As a youngster in the 1940s, Paddy regularly saw cattle being driven on foot up Rathdown Road and North Circular Road on the way from the market to the quays at North Wall.

He was intrigued by all the activity and was helping out around the market by the time he was seven or eight years old.

His task each Wednesday was to help drive two or three cows from Cremins yard on Mallow Street up past Doyle’s Corner. This work usually earned him around six pence.

“There was one man in particular who sticks in my mind and he was an elderly man and he would come every so often. He would buy two, maybe three, maybe even five cows at a time.

"He was from the north County Dublin and I used to bring them up past my house to Doyles Corner [in Phibsborough] and when we’d get to the Brian Boru pub he’d tell me to go back,” Paddy recalled in an interview a long time later.

Up to 5,000 cattle and 7,000 sheep were sold in the Dublin Cattle Market each week during the 1950s and early 1960s.

By the early 1950s, Paddy was earning up to £2 a week booking cattle for a shipping agent, Francie Dwyer. This work was often completed during school hours, but it was a lucrative sideline for the teenage Gernon.

“Francie Dwyer used to give me a pound, and then I’d go up and meet the Englishmen that had bought the cattle. They used to stop in the Four Courts Hotel. And I’d cycle up and tell them that everything was shipped and they’d all give me a half a crown,” he explained.

Although Paddy seemed destined to work in the livestock business, the move into the trade full-time actually happened by accident.

Belfast and the Callinans

Shortly after his 17th birthday, he went to Belfast to join the Royal Navy. However, a chance meeting the night before enlisting saw him take a job with the live shippers Callinans instead.

Callinans was based in Belfast and shipped cattle to both Scotland and England. He later joined the McMonagle brothers, well-known exporters who operated in both the North and South.

Paddy maintained that his time in the North gave him a greater appreciation of the different types of cattle that buyers wanted in Scotland compared to those that were preferred by farmers in the English midlands.

Simply put, certain breeds suited certain areas.

“There was a great run on the blue heifers and the Angus bullock. They all went to Scotland. The Herefords would be going down to Banbury and North Allerton in England,” he explained.

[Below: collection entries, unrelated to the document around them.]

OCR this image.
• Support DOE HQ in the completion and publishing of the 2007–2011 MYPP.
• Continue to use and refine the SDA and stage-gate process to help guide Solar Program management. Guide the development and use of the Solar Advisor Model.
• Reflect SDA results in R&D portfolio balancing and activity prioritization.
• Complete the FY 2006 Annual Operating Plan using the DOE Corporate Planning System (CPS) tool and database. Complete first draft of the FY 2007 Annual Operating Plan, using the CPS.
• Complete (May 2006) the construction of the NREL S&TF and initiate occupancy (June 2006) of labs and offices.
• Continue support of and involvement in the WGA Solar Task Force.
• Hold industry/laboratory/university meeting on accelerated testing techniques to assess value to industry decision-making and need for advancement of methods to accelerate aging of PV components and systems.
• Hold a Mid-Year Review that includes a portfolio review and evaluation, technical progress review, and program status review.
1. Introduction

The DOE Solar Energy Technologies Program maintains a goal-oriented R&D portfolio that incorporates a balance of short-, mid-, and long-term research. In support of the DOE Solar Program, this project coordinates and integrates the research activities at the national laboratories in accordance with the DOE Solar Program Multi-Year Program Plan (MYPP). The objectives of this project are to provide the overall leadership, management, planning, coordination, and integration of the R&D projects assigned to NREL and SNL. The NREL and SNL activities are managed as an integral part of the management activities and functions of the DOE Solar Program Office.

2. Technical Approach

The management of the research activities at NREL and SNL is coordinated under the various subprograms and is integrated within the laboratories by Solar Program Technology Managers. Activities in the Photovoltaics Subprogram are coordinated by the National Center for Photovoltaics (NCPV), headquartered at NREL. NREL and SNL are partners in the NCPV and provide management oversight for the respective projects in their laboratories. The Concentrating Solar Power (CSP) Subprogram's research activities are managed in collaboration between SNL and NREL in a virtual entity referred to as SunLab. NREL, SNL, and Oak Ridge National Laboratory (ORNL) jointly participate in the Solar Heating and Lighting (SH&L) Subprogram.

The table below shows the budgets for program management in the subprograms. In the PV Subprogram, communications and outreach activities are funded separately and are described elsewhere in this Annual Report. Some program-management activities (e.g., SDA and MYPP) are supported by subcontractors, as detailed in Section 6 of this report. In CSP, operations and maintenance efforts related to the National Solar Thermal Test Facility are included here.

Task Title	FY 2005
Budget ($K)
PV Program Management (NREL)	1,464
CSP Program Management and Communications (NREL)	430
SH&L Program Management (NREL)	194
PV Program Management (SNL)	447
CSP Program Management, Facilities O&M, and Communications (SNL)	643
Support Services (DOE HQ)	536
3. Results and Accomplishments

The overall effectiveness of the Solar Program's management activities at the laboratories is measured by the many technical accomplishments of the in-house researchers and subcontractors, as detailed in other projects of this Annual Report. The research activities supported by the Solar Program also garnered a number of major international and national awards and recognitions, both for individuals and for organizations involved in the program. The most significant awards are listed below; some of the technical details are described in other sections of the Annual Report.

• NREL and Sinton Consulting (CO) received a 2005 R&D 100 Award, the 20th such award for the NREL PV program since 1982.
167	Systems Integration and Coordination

Although one-third of all cattle finished and slaughtered in Britain in the 1950s came from Ireland, Paddy pointed out that this was not solely down to the hardiness of the Irish stock and their cheapness relative to British stock.

Crucially, Irish cattle also qualified for British supports, or deficiency payments.

This meant that English and Scottish buyers simply had to hold the Irish cattle for three months, at which point they became British and were eligible for the UK subsidies.

“The English buyers had a great advantage. They used to come to the Dublin market to buy cattle and they knew what they would get in 13 weeks’ time from the British Fatstock Board,” Paddy said.

Back in Dublin

By the mid-1950s Gernon was back in Dublin and working with Smith-Griffin, one of the leading sales-masters in the Dublin Cattle Market.

He experienced the market in its pomp and at the peak of its power, when record numbers of cattle and sheep were sold through its yards.

In 1957, almost 250,000 cattle were traded at the market, while the number of sheep peaked at 425,000 animals in 1960.

Indeed, such was the importance of the market in those heady days that reports from its sales were carried in the daily newspapers and on RTÉ, and the prices from Prussia Street set the tone of the sheep and cattle at fairs right around the country.

However, the growth of the private and co-op marts from the late 1950s seriously undermined the primacy of the Dublin Cattle Market and eroded its importance.

The numbers sold through the market slowly fell away and had dropped to a few hundred by the early 1970s.

The curtain finally came down on the market in May 1973 when Dublin Corporation said it was no longer willing to finance the sales yards’ losses.

However, the market didn’t close without Gernon achieving one snippet of immortality from his time there.

Johnson Mooney and O'Brien advert

Paddy had the distinction of starring in a bread advert for Johnson Mooney and O’Brien when they used footage of him leading one of the last cattle drives from Prussia Street.

Paddy remained in the cattle business following the closure of the market. Indeed, he was one of the leading shipping agents for cattle on the North Wall in the 1970s.

Moreover, he became a major cattle exporter in his own right, shipping from Dublin and Wicklow in the early days.

Paddy was also very active with the Irish Cattle Exporters Association and served as the organisation’s representative on the board of Bord Bia for a number of years.

He had certainly come a long way since his days of moving a few cows from Cremin’s yard to the Brian Boru pub.

And some of that success was down to the Dublin Cattle Market and the opportunity it gave him to carve out a career in the livestock trade.

An opportunity Paddy Gernon grabbed with both hands.